The period information is already known by the higher level clock
management, it should be available (or made available) to
de-coalescing logic (which should probably be located close to other
clock stuff) but otherwise there shouldn't be a need to pass it
around. The tuned VM clock of course only affects the RTC. Otherwise
correct.

> And here is what this patch implements (except for the not yet factored
> out de-coalescing logic):
>
>   .---------------.
>   | de-coalescing |
>   |     logic     |
>   '---------------'
>         ^   |
>  period,|   |next IRQ date
> coalesced|   |(or tuned VM clock)
>  (yes/no)|   v
>       .-------.              .--------.             .-------.
>       |  RTC  |-----IRQ----->| router |-----IRQ---->| APIC  |
>       '-------'              '--------'             '-------'
>           ^                    |    ^                   |
>           |                    |    |                   |
>           '------coalesced-----'    '-----coalesced-----'

Why not route the coalesced signal directly from APIC to de-coalescing
logic? Then our designs would match!

>
> I still don't see how the alternative is supposed to simplify our life
> or improve the efficiency of the de-coalescing workaround. It's rather
> problematic like Gleb pointed out: The de-coalescing logic needs to be
> informed about periodicity changes that can only be delivered along
> IRQs. So what to do with the backlog when the timer is stopped?

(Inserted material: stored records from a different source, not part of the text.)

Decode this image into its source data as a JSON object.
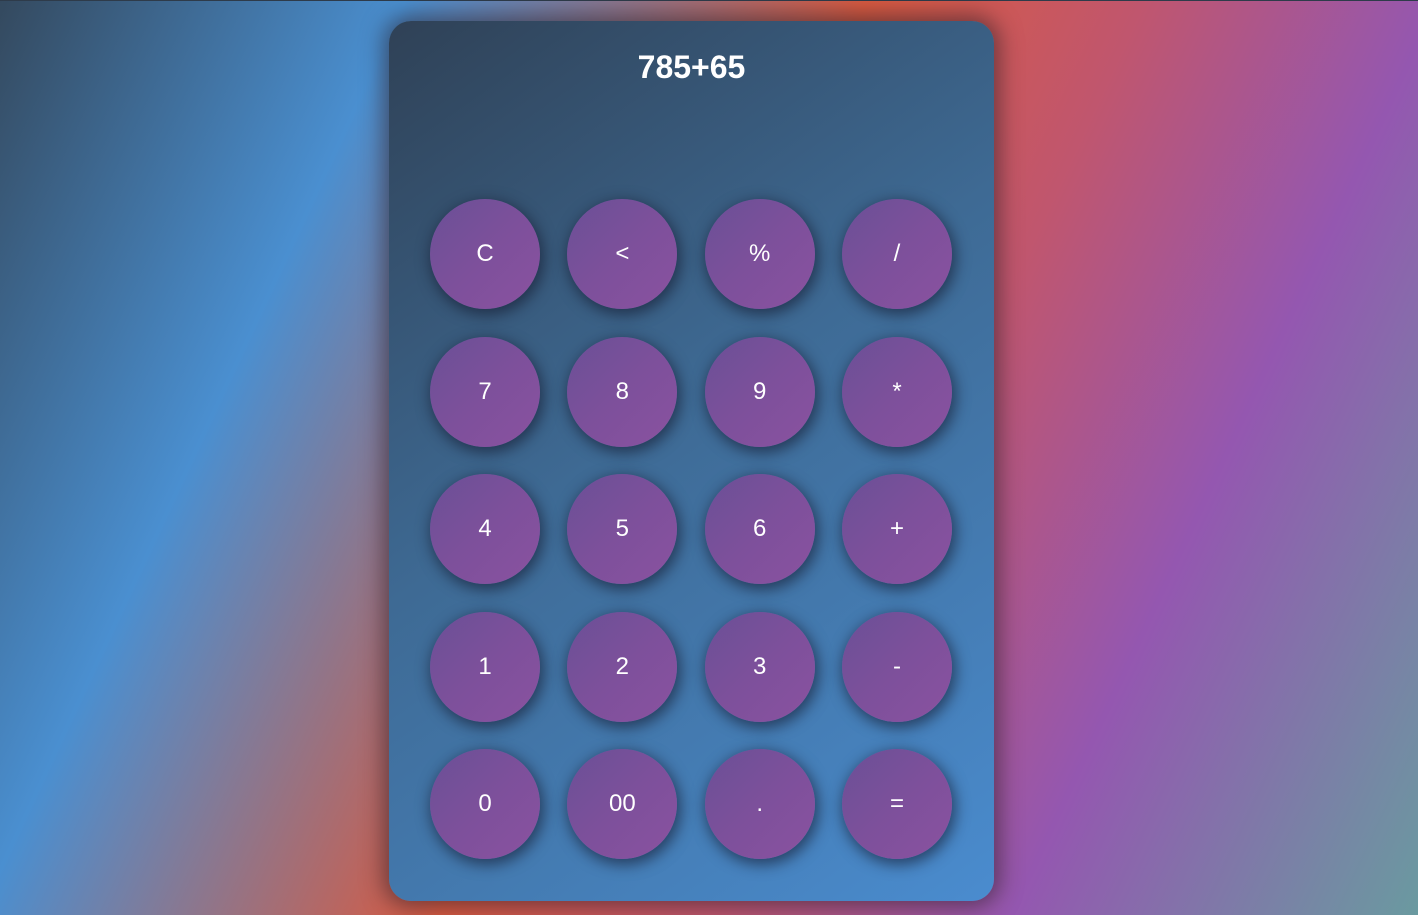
{
  "calculator": {
    "display_value": "785+65",
    "keys": [
      "C",
      "<",
      "%",
      "/",
      "7",
      "8",
      "9",
      "*",
      "4",
      "5",
      "6",
      "+",
      "1",
      "2",
      "3",
      "-",
      "0",
      "00",
      ".",
      "="
    ]
  },
  "colors": {
    "key_purple": "#7d509b",
    "panel_dark": "#2f4156",
    "panel_light": "#4a8ccf",
    "text": "#ffffff"
  }
}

What happens with the current design? Gleb only mentioned the
frequency change, I thought that was not so big problem. But I don't
think this case should be allowed happen at all, it can't exist on
real HW.

> Regarding an improved de-coalescing logic: As its final design is widely
> independent of how we collect the information, it could perfectly be
> done after we laid the elementary foundation.

True. But what is the foundation, do we need bidirectional IRQs or
not? I still think current IRQs should be enough.